WAGES AND COMPENSATION: You pay them, offering frequent raises and bonuses. A balloon payment is due when they turn 18 because of the assumption that college will help them become financially independent. When you die, you give them whatever is left.
The oddest thing about this reverse-salary scheme is that you actually enjoy it and wish you could only do more.
BENEFITS: While no health or dental insurance, no pension, no tuition reimbursement, no paid holidays and no stock options are offered, the job supplies limitless opportunities for personal growth and free hugs for life if you play your cards right.
*** *** *** *** *** *** *** *** *** *** *** *** *** ***
JOB DESCRIPTION: MOTHER
POSITION: Mother
JOB DESCRIPTION: Long-term team players needed for challenging permanent work in an often chaotic environment. Candidates must possess excellent communication and organizational skills and be willing to work variable hours, which will include evenings and weekends and frequent 24-hour shifts on call. Some overnight travel required, including trips to primitive camping sites on rainy weekends, away sports matches and occasional visits to casualty. Travel expenses not reimbursed.
RESPONSIBILITIES:
- Must provide on-the-site training in basic life skills, such as nose-blowing and shoe-tying.
- Must have strong skills in negotiating, conflict resolution and crisis management. Ability to treat flesh wounds a plus.
- Must be able to think outside of the box but not lose track of the box, because you most likely will need it for a school project.
- Must reconcile petty cash disbursements and be proficient in managing budgets and resources fairly, unless you want to hear, 'He got more than me' for the rest of your life.
- Also, must be able to drive motor vehicles safely under loud and adverse conditions while simultaneously practicing above-mentioned skills in conflict resolution. Must be able to withstand criticism, such as 'You don't know anything.'
- Must be willing to be hated at least temporarily, until someone needs extra pocket money for the cinema.
- Must be willing to bite tongue repeatedly. Also, must possess the physical stamina of a pack mule and be able to go from zero to 60 mph in three seconds flat in case, this time, the screams from the garden are not someone just crying wolf.
- Must be willing to face stimulating technical challenges, such as small gadget repair, mysteriously sluggish toilets and stuck zips. Must screen phone calls, maintain calendars and co-ordinate production of multiple homework projects.
- Must have ability to plan and organise social gatherings for clients of all ages and mental outlooks.
- Must be willing to be indispensable one minute, an embarrassment the next.
- Must handle assembly and product safety testing of a half million cheap, plastic toys and battery operated devices. Also, must have a highly energetic entrepreneurial spirit, because fund-raiser will be your middle name.
- Must have diverse general knowledge, so as to answer questions such as `What makes the wind move?? spontaneously.
- Must always hope for the best but be prepared for the worst. Must assume final, complete accountability for the quality of the end product.
- Responsibilities also include floor maintenance and janitorial work throughout the facility.
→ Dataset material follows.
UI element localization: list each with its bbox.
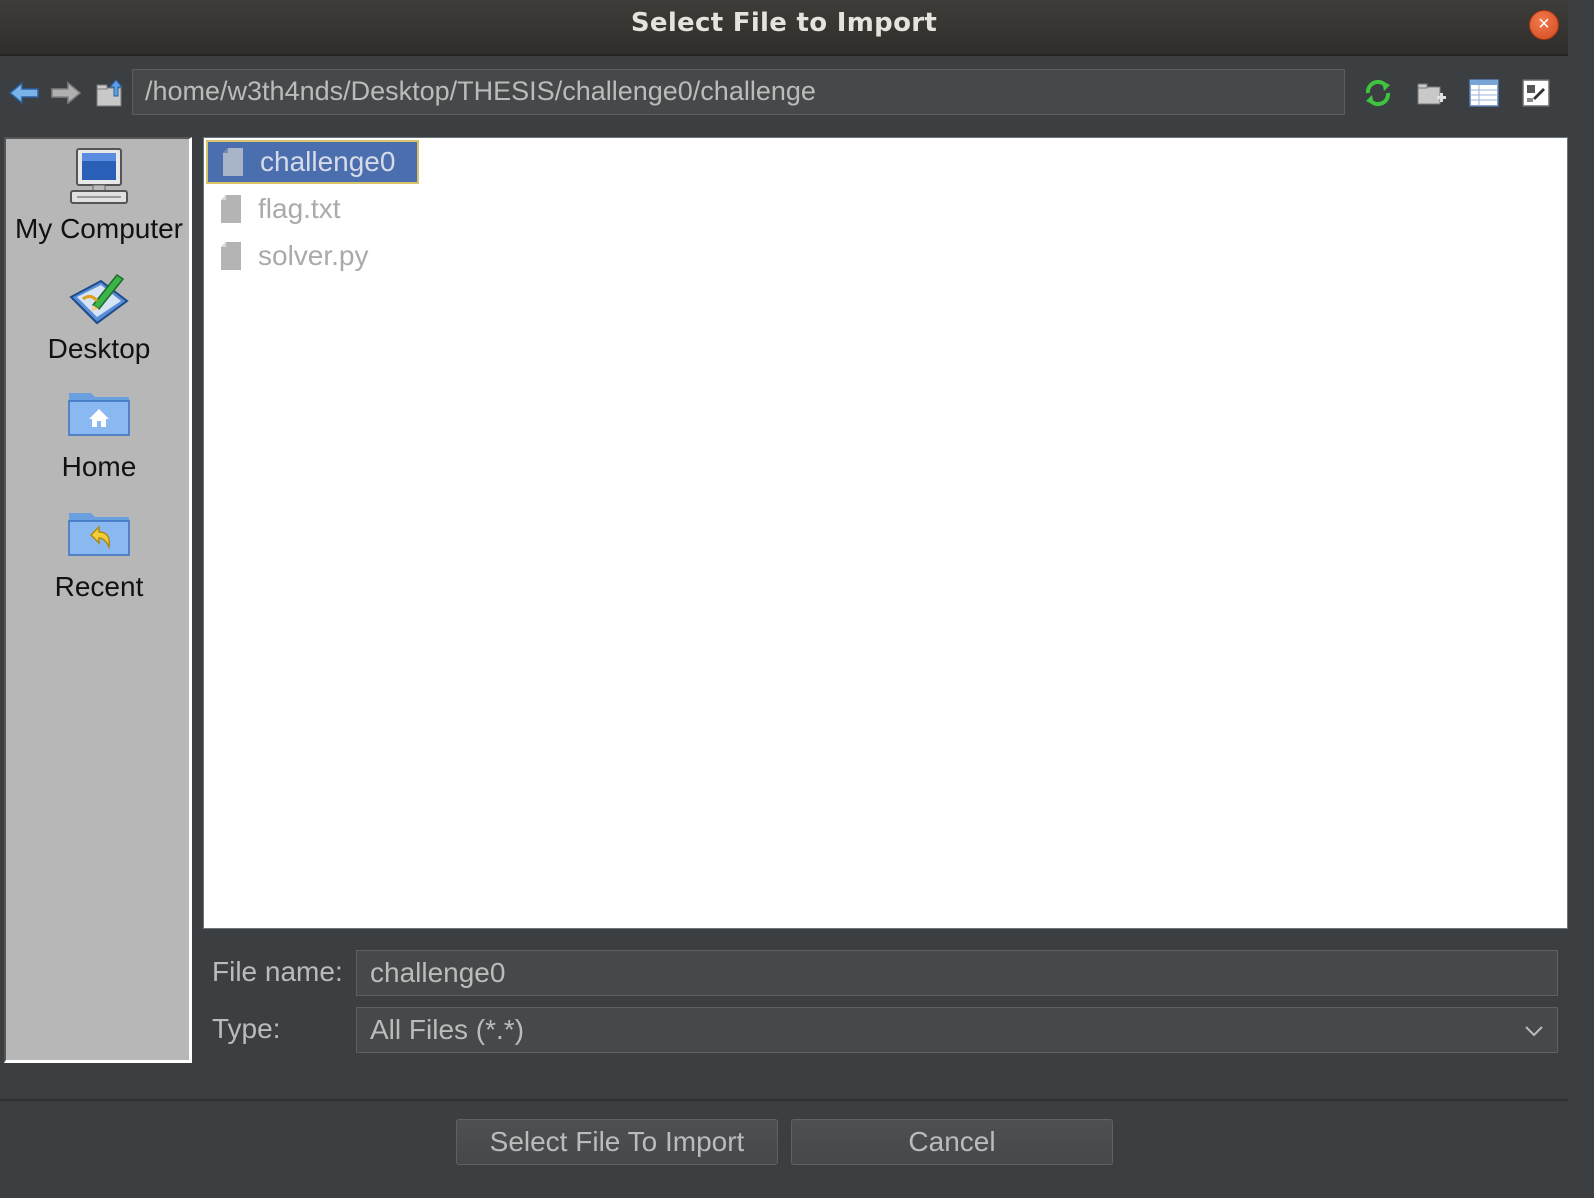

POSSIBILITY FOR ADVANCEMENT AND PROMOTION: Virtually none. Your job is to remain in the same position for years, without complaining, constantly retraining and updating your skills, so that those in your charge can ultimately surpass you.
PREVIOUS EXPERIENCE: None required, unfortunately. On-the-job training offered on a continually exhausting basis.
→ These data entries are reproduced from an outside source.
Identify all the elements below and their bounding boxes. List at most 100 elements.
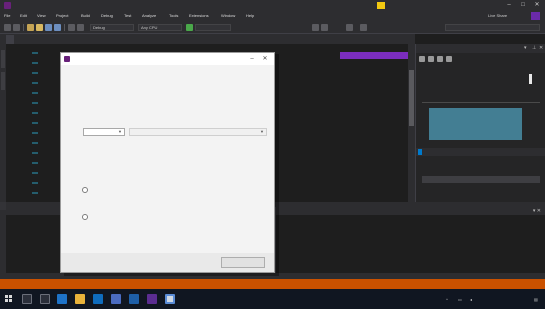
menu-extensions[interactable]: Extensions — [189, 13, 209, 18]
auto-hide-icon[interactable]: ⊥ — [532, 45, 536, 51]
volume-icon[interactable]: ◂ — [470, 297, 472, 302]
tab-memory-usage[interactable] — [490, 149, 494, 155]
server-explorer-tab[interactable] — [1, 50, 5, 68]
line-number — [32, 142, 38, 144]
line-number — [32, 132, 38, 134]
visual-studio-window: – □ ✕ File Edit View Project Build Debug… — [0, 0, 545, 309]
toolbar: Debug Any CPU — [0, 21, 545, 34]
visual-studio-taskbar-icon[interactable] — [147, 294, 157, 304]
menu-debug[interactable]: Debug — [101, 13, 113, 18]
panel-header: ▾ ⊥ ✕ — [416, 44, 545, 53]
menu-tools[interactable]: Tools — [169, 13, 178, 18]
menu-bar: File Edit View Project Build Debug Test … — [0, 11, 545, 21]
menu-project[interactable]: Project — [56, 13, 68, 18]
dialog-primary-button[interactable] — [221, 257, 265, 268]
platform-select[interactable]: Any CPU — [138, 24, 182, 31]
menu-view[interactable]: View — [37, 13, 46, 18]
forward-icon[interactable] — [13, 24, 20, 31]
menu-window[interactable]: Window — [221, 13, 235, 18]
windows-start-icon[interactable] — [5, 295, 13, 303]
notification-icon[interactable] — [377, 2, 385, 9]
visual-studio-logo-icon — [4, 2, 11, 9]
menu-build[interactable]: Build — [81, 13, 90, 18]
start-debugging-icon[interactable] — [186, 24, 193, 31]
field-2-select[interactable]: ▼ — [129, 128, 267, 136]
task-view-icon[interactable] — [40, 294, 50, 304]
search-icon[interactable] — [22, 294, 32, 304]
pin-icon[interactable]: ▾ — [524, 45, 527, 51]
tab-summary[interactable] — [418, 149, 422, 155]
redo-icon[interactable] — [77, 24, 84, 31]
file-explorer-icon[interactable] — [75, 294, 85, 304]
list-item[interactable] — [422, 168, 540, 175]
save-all-icon[interactable] — [54, 24, 61, 31]
line-number — [32, 52, 38, 54]
memory-usage-graph — [429, 108, 522, 140]
editor-scrollbar[interactable] — [408, 44, 415, 202]
line-number — [32, 162, 38, 164]
dialog-footer — [61, 253, 274, 272]
zoom-out-icon[interactable] — [446, 56, 452, 62]
settings-icon[interactable] — [419, 56, 425, 62]
timeline-cursor[interactable] — [529, 74, 532, 84]
back-icon[interactable] — [4, 24, 11, 31]
search-input[interactable] — [445, 24, 540, 31]
list-item[interactable] — [422, 176, 540, 183]
windows-taskbar: ^ ▭ ◂ ▤ — [0, 289, 545, 309]
close-button[interactable]: ✕ — [531, 1, 543, 10]
line-number — [32, 82, 38, 84]
new-project-icon[interactable] — [27, 24, 34, 31]
mail-icon[interactable] — [111, 294, 121, 304]
graph-baseline — [422, 102, 540, 103]
step-icon[interactable] — [312, 24, 319, 31]
menu-help[interactable]: Help — [246, 13, 254, 18]
save-icon[interactable] — [45, 24, 52, 31]
active-window-icon[interactable] — [165, 294, 175, 304]
network-icon[interactable]: ▭ — [458, 297, 462, 302]
menu-analyze[interactable]: Analyze — [142, 13, 156, 18]
zoom-in-icon[interactable] — [437, 56, 443, 62]
breakpoint-icon[interactable] — [321, 24, 328, 31]
visual-studio-logo-icon — [64, 56, 70, 62]
dialog-minimize-button[interactable]: – — [247, 55, 257, 63]
action-center-icon[interactable]: ▤ — [534, 297, 538, 302]
tray-chevron-icon[interactable]: ^ — [446, 297, 448, 302]
menu-edit[interactable]: Edit — [20, 13, 27, 18]
error-list-header: ▾ ✕ — [276, 207, 545, 215]
line-number — [32, 102, 38, 104]
undo-icon[interactable] — [68, 24, 75, 31]
start-target-select[interactable] — [195, 24, 231, 31]
toolbox-tab[interactable] — [1, 72, 5, 90]
open-file-icon[interactable] — [36, 24, 43, 31]
line-number — [32, 62, 38, 64]
comment-icon[interactable] — [346, 24, 353, 31]
live-share-button[interactable]: Live Share — [488, 13, 507, 18]
close-icon[interactable]: ✕ — [539, 45, 543, 51]
maximize-button[interactable]: □ — [517, 1, 529, 10]
search-icon[interactable] — [428, 56, 434, 62]
scrollbar-thumb[interactable] — [409, 70, 414, 126]
menu-file[interactable]: File — [4, 13, 10, 18]
minimize-button[interactable]: – — [503, 1, 515, 10]
field-1-select[interactable]: ▼ — [83, 128, 125, 136]
line-number — [32, 192, 38, 194]
dialog-close-button[interactable]: ✕ — [260, 55, 270, 63]
close-icon[interactable]: ▾ ✕ — [533, 208, 541, 214]
preview-icon[interactable] — [531, 12, 540, 20]
line-number — [32, 152, 38, 154]
menu-test[interactable]: Test — [124, 13, 131, 18]
app-icon[interactable] — [129, 294, 139, 304]
sign-in-dialog: – ✕ ▼ ▼ — [60, 52, 275, 273]
bookmark-icon[interactable] — [360, 24, 367, 31]
configuration-select[interactable]: Debug — [90, 24, 134, 31]
panel-toolbar — [419, 56, 479, 63]
tab-active-document[interactable] — [6, 35, 14, 44]
live-badge[interactable] — [340, 52, 412, 59]
option-2-radio[interactable] — [82, 214, 88, 220]
edge-browser-icon[interactable] — [57, 294, 67, 304]
chevron-down-icon: ▼ — [260, 129, 264, 134]
option-1-radio[interactable] — [82, 187, 88, 193]
store-icon[interactable] — [93, 294, 103, 304]
list-item[interactable] — [422, 184, 540, 191]
tab-events[interactable] — [456, 149, 460, 155]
WAGES AND COMPENSATION: You pay them, offering frequent raises and bonuses. A balloon payment is due when they turn 18 because of the assumption that college will help them become financially independent. When you die, you give them whatever is left.
The oddest thing about this reverse-salary scheme is that you actually enjoy it and wish you could only do more.
BENEFITS: While no health or dental insurance, no pension, no tuition reimbursement, no paid holidays and no stock options are offered, the job supplies limitless opportunities for personal growth and free hugs for life if you play your cards right.